隻是可能溫度還不太能達到的原因,使得河流的冰層厚度有一個明顯的區彆。
靠近岸邊水淺的地方,冰凍的更厚實一些,而接近中心區域的地方,則明顯能看到冰下的環境。
眼下不是汛期,河流的流速十分緩慢,幾乎可以說得上是靜止狀態。
水下的魚......
“魚。”
丁薄行回頭看了眼馬車旁邊架起來的鍋。
而梁文和王二也正好抱著一個包袱回到了鍋邊。
若他所料沒錯的話,那包袱裡應該又是乾餅子之類的食物,他願稱之為古代版壓縮乾糧。
實打實的麵餅子貼出來的,和美味基本不搭邊。
隻是在這個糧食短缺,饑荒連年的時代,顯得格外珍貴罷了。
他倒是也不嫌棄,但也願意尋找彆的吃食。
“梁文,你過來一下。”
“誒,來了。”
丁薄行回頭衝著梁文招呼了一聲。
“你先拿著,我一會兒就過來。”
梁文將手中抱著的包袱塞進一旁王二的懷裡,便往丁薄行身邊走去。
“誒,這個......”
看著梁文走的一點兒不留戀,王二伸手緊緊的撈著手中的東西,生怕掉了。
“中午能加個餐嗎?”
丁薄行指著麵前的河問梁文。
“國師的意思是,要我下水撈魚。”
顯然,對著眼前的河能加什麼餐,那肯定隻有魚了。
梁文又不是什麼偉光正長大的五好青年,誰小時候還沒乾過下河摸魚,上樹掏鳥這樣的事。
自然是一點就通。
“那倒不是。”
“這河都上凍了,我怕你下去上不來。”
“不會,能下去我就能上來。”
丁薄行又不是這個時代培養出來的人,還學不來當權者的任性與妄為。
但梁文顯然不能領會丁薄行的好意,語氣裡滿是自信。
甚至他的身體已經慢慢的轉向河邊,怕不是隻要丁薄行一聲令下,他就能一個猛子紮進河裡,擊碎冰層直達河底。
“找人在邊上鑿個洞,那魚不就過來了。
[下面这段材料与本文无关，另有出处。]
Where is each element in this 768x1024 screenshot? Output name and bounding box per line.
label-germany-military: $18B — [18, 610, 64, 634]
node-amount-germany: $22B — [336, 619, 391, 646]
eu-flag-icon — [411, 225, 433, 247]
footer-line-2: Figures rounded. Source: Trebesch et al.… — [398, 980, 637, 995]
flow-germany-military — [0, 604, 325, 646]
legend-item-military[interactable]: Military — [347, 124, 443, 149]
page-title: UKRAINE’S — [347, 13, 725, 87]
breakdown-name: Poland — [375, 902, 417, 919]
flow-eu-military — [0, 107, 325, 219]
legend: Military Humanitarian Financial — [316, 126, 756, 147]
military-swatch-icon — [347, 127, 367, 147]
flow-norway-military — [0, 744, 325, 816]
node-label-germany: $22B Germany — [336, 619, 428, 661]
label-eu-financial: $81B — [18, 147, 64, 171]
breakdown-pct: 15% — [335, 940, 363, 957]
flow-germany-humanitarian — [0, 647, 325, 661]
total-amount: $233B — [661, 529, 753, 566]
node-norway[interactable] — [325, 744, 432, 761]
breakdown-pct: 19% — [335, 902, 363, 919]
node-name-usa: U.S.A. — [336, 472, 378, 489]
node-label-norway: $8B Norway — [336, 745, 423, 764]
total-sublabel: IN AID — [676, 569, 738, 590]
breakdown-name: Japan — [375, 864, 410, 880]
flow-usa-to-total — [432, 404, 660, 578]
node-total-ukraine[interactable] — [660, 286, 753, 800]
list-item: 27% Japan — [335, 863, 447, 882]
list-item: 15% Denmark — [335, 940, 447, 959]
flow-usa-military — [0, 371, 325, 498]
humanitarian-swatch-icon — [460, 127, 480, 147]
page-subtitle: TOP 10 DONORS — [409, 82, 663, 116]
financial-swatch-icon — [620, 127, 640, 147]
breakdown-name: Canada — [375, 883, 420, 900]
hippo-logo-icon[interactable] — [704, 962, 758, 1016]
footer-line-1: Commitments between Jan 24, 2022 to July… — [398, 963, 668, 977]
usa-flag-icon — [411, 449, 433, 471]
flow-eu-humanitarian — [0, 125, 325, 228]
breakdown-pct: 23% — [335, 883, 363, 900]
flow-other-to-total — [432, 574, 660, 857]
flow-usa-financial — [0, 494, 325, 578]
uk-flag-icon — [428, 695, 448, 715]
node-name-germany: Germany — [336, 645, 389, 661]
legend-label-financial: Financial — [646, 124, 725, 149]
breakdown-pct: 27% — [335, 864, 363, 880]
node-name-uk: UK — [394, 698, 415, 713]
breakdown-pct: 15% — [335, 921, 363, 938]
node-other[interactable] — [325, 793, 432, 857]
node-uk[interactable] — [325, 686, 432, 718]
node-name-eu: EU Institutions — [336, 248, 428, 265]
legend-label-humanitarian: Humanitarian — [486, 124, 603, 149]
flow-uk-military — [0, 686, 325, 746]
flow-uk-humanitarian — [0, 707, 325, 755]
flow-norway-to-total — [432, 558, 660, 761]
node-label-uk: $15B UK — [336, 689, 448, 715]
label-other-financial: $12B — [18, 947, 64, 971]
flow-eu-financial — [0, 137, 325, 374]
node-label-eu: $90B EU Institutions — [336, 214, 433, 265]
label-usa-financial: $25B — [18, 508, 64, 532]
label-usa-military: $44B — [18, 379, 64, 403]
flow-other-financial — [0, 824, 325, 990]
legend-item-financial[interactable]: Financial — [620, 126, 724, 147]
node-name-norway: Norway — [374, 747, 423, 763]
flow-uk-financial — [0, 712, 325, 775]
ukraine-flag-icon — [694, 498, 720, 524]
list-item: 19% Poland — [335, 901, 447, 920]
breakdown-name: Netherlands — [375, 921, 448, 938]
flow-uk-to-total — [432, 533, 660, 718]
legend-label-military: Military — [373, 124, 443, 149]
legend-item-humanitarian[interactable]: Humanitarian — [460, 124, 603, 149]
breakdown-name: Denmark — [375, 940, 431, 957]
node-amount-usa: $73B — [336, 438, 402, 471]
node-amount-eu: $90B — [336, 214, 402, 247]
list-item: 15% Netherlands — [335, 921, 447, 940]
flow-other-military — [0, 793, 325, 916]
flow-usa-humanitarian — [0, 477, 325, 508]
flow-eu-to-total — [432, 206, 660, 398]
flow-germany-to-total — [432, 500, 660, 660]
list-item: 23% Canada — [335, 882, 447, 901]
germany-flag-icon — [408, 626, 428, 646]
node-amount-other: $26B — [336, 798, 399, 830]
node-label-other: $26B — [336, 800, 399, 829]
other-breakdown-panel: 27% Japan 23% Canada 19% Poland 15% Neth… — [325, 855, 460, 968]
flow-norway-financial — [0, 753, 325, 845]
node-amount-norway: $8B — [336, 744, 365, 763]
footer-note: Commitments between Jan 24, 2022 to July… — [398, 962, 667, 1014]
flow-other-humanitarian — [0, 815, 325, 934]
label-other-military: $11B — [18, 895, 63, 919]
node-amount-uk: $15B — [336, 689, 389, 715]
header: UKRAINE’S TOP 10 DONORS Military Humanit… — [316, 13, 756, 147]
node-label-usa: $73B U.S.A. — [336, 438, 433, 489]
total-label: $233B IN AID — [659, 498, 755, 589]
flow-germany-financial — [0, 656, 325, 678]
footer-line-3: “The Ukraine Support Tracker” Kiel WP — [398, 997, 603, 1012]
”
丁薄行說的輕鬆異常,梁文看著他又看看河裡的冰,顯然是不相信他的說辭。
但國師都這麼說了,成不成的次要,先乾再說。
“誒,王二你過來。”
“我......”
“對,把手裡的東西先放那裡,你過來。”
梁文一轉身的功夫,又把馬車旁邊的王二,招呼了過來。
起先王二還不確定喊的是自己,但附近也確實沒彆的人可用了,才不情願的將包袱放下。
“你不是帶了把鑿子,把這冰麵破開。”
“給兄弟們中午加個餐。”
“誒~”
說到加餐,王二眼睛都亮了。
全然忽略了梁文前麵那半句。
“快點兒啊,愣著乾什麼,難不成等著國師動手。”
“哦哦。”
被梁文這麼一提點兒,王二麻利的拿出家夥事來就開始對著冰層動作。
丁薄行應梁文要求退到了一邊,隻是眼睛時刻盯著冰麵。
方才他也是走到河邊,隨意瞥了一下,奈何這陰陽眼一眼就看穿了這冰層。
這天寒地凍的,若是能撈上幾條魚來,怎麼也比那一大鍋開水要來的暖心吧。
至於鑿開以後會不會有魚,則完全不在他的考慮之中。
.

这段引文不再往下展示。